Terduga pelaku berinisial MAR, diketahui merupakan ASN lulusan Institut Pemerintahan Dalam Negeri (IPDN) yang bertugas di wilayah Pemerintah Kabupaten Gorontalo Utara (Gorut). Hubungan keduanya berawal dari perkenalan hingga berpacaran sekitar Februari 2025.
Menurut penuturan orang tua korban, MAR memanipulasi psikologis korban dengan janji manis untuk dinikahi. Janji tersebut diduga menjadi alat untuk menekan korban yang masih berusia belia.
“Anak saya beberapa kali dipaksa. Dia juga diancam dan dijanjikan akan dinikahi,” ungkap ibu korban, Jumat (7/11/2025).

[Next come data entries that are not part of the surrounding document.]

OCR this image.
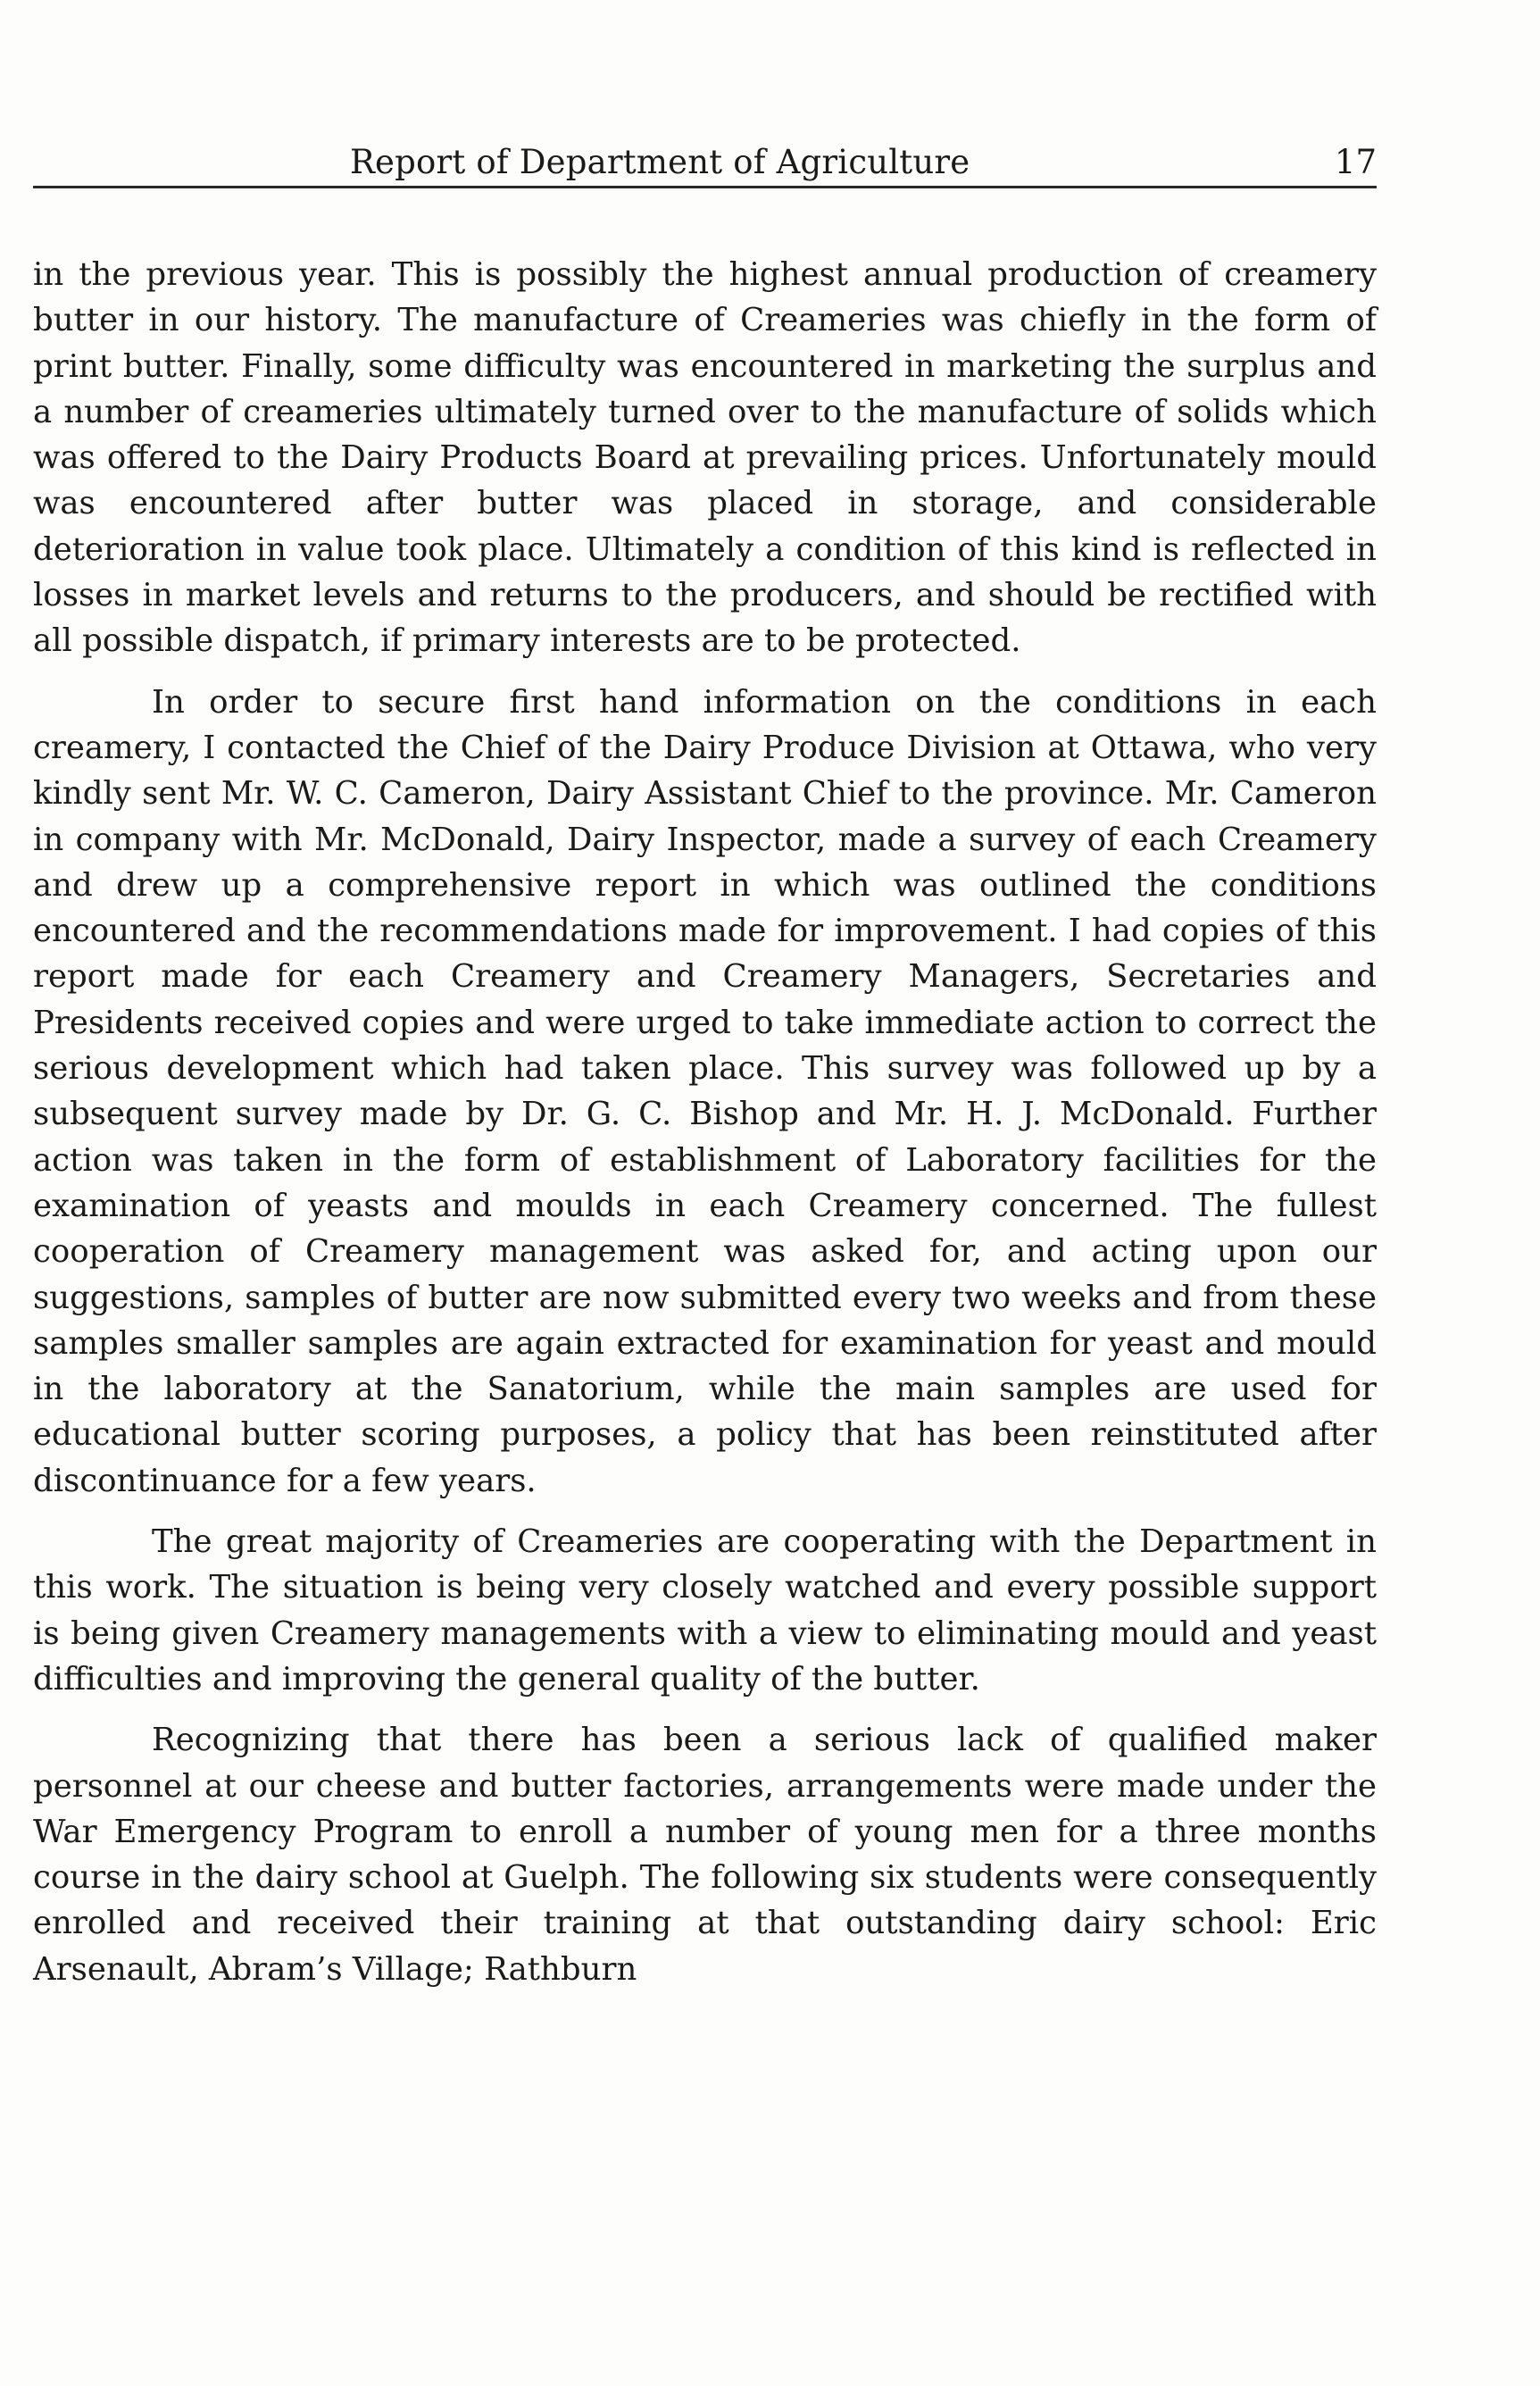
Report of Department of Agriculture	17

in the previous year. This is possibly the highest annual production of creamery butter in our history. The manufacture of Creameries was chiefly in the form of print butter. Finally, some difficulty was encountered in marketing the surplus and a number of creameries ultimately turned over to the manufacture of solids which was offered to the Dairy Products Board at prevailing prices. Unfortunately mould was encountered after butter was placed in storage, and considerable deterioration in value took place. Ultimately a condition of this kind is reflected in losses in market levels and returns to the producers, and should be rectified with all possible dispatch, if primary interests are to be protected.

In order to secure first hand information on the conditions in each creamery, I contacted the Chief of the Dairy Produce Division at Ottawa, who very kindly sent Mr. W. C. Cameron, Dairy Assistant Chief to the province. Mr. Cameron in company with Mr. McDonald, Dairy Inspector, made a survey of each Creamery and drew up a comprehensive report in which was outlined the conditions encountered and the recommendations made for improvement. I had copies of this report made for each Creamery and Creamery Managers, Secretaries and Presidents received copies and were urged to take immediate action to correct the serious development which had taken place. This survey was followed up by a subsequent survey made by Dr. G. C. Bishop and Mr. H. J. McDonald. Further action was taken in the form of establishment of Laboratory facilities for the examination of yeasts and moulds in each Creamery concerned. The fullest cooperation of Creamery management was asked for, and acting upon our suggestions, samples of butter are now submitted every two weeks and from these samples smaller samples are again extracted for examination for yeast and mould in the laboratory at the Sanatorium, while the main samples are used for educational butter scoring purposes, a policy that has been reinstituted after discontinuance for a few years.

The great majority of Creameries are cooperating with the Department in this work. The situation is being very closely watched and every possible support is being given Creamery managements with a view to eliminating mould and yeast difficulties and improving the general quality of the butter.

Recognizing that there has been a serious lack of qualified maker personnel at our cheese and butter factories, arrangements were made under the War Emergency Program to enroll a number of young men for a three months course in the dairy school at Guelph. The following six students were consequently enrolled and received their training at that outstanding dairy school: Eric Arsenault, Abram’s Village; Rathburn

Korban, yang baru pertama kali menjalin hubungan asmara, disebut berada dalam situasi tertekan hingga takut menceritakan apa yang dialaminya.
Trauma yang dialami semakin nyata ketika korban mulai menunjukkan perubahan perilaku. Ia sempat melarikan diri dari rumah dan mengalami ketakutan mendalam saat berpapasan dengan terduga pelaku. Sikap trauma itu akhirnya membuat keluarga menelusuri kebenaran hingga seluruh perbuatan MAR terungkap.
“Kami tidak terima. Kasus ini kami laporkan ke Polda Gorontalo pada 26 Mei 2025. Saat ini masih dalam proses penyidikan,” tegas orang tua korban.
Kasus ini tidak hanya menyisakan dugaan tindak pidana, tetapi juga mengguncang masa depan korban yang masih remaja. Kepercayaan keluarga pun hancur setelah mengetahui bahwa pelaku adalah seorang ASN—profesi yang semestinya menjadi teladan dan pelayan masyarakat.
Peristiwa ini menjadi peringatan serius bagi publik akan pentingnya perlindungan bagi perempuan dan anak, terutama dari predator yang memanfaatkan posisi dan status sosial untuk melakukan tindakan tak terpuji.